Josh Bainbridge
- Full name: Josh Bainbridge
- Born: 17 April 1996 (age 30) Middlesbrough, England
- Height: 183 cm (6 ft 0 in)
- Weight: 92 kg (203 lb; 14 st 7 lb)
- School: Prince Henry's Grammar School
- University: Leeds Beckett University

Rugby union career
- Position: Flanker
- Current team: Newcastle Falcons

Youth career
- 2006-2010: Guisborough RUFC
- 2010-2011: Middlesbrough RUFC
- 2011-2014: Yorkshire Carnegie

Senior career
- Years: Team / Apps / (Points)
- 2014-2019: Yorkshire Carnegie / 79 / (115)
- 2017: → Hull Ionians (loan) / 1 / (0)
- 2018: → Bath (loan) / 1 / (0)
- 2019-2021: Jersey Reds / 28 / (15)
- 2021-2023: Coventry / 44 / (55)
- 2023-: Newcastle Falcons / 6 / (0)
- 2014-: Total / 147 / (170)
- Correct as of 1 January 2024

International career
- Years: Team / Apps / (Points)
- 2013: England under-17 / - / (-)
- 2014: England under-18 / - / (-)
- 2015: England under-19 / - / (-)
- 2015-2016: England under-20 / 4 / (0)
- Correct as of 1 January 2024

Coaching career
- Years: Team
- 2015-2018: Moortown RUFC (Defence coach)
- 2018: Pontefract RUFC (Defence coach)
- 2018-2019: Sandal RUFC (Defence coach)
- 2020-2021: Royals RFC (Head coach)
- 2020-2021: Jersey Reds Women's (Assistant coach)
- Correct as of 1 January 2024

= Josh Bainbridge =

English rugby union player

Josh Bainbridge (born 17 April 1996) is an English rugby union player, who plays as a flanker for Newcastle Falcons.

==Career==
He joined Guisborough RUFC under-10s in 2006, where his friends and grandfather played. He spent a season at Middlesbrough RUFC. In April 2011 he joined Yorkshire Carnegie. He represented England at under-17s, 18s, 19s and 20s while at Yorkshire Carnegie. He spent time on loan at Hull Ionians and Bath. Featuring for Bath in the Premiership Rugby Cup starting at open-side flanker against Newcastle Falcons.

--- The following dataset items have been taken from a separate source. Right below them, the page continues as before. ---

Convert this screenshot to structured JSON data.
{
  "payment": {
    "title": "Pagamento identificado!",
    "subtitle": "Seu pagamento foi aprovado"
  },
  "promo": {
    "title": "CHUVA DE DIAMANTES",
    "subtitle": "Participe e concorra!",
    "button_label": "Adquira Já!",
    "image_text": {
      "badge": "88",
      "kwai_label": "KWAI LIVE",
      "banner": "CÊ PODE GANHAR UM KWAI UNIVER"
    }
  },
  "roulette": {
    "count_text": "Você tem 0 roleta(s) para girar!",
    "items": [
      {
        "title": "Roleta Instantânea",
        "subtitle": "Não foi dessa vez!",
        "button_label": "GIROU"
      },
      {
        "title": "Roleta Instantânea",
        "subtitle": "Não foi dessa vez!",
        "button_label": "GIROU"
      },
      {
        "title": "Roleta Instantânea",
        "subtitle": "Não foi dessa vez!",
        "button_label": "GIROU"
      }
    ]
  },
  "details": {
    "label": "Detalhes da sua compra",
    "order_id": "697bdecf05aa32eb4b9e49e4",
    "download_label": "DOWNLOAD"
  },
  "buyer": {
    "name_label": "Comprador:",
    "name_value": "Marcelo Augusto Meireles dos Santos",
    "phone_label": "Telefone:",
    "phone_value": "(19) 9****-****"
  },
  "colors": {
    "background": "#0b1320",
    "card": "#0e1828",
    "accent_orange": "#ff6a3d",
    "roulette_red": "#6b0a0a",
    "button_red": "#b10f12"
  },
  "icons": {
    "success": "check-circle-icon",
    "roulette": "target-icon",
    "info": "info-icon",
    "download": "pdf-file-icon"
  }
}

He was set to join Bristol Bears for the 2019–20 season, however the deal fell through at the last minute. He instead signed with Jersey Reds. Where he played 28 matches including a 22–35 win over Russia. In 2021 he moved to Coventry RFC, he was named player of the month in December 2022 for the club.

In 2023 he joined Premiership side Newcastle Falcons, making his debut in a 17-40 Premiership Rugby Cup win over Ampthill.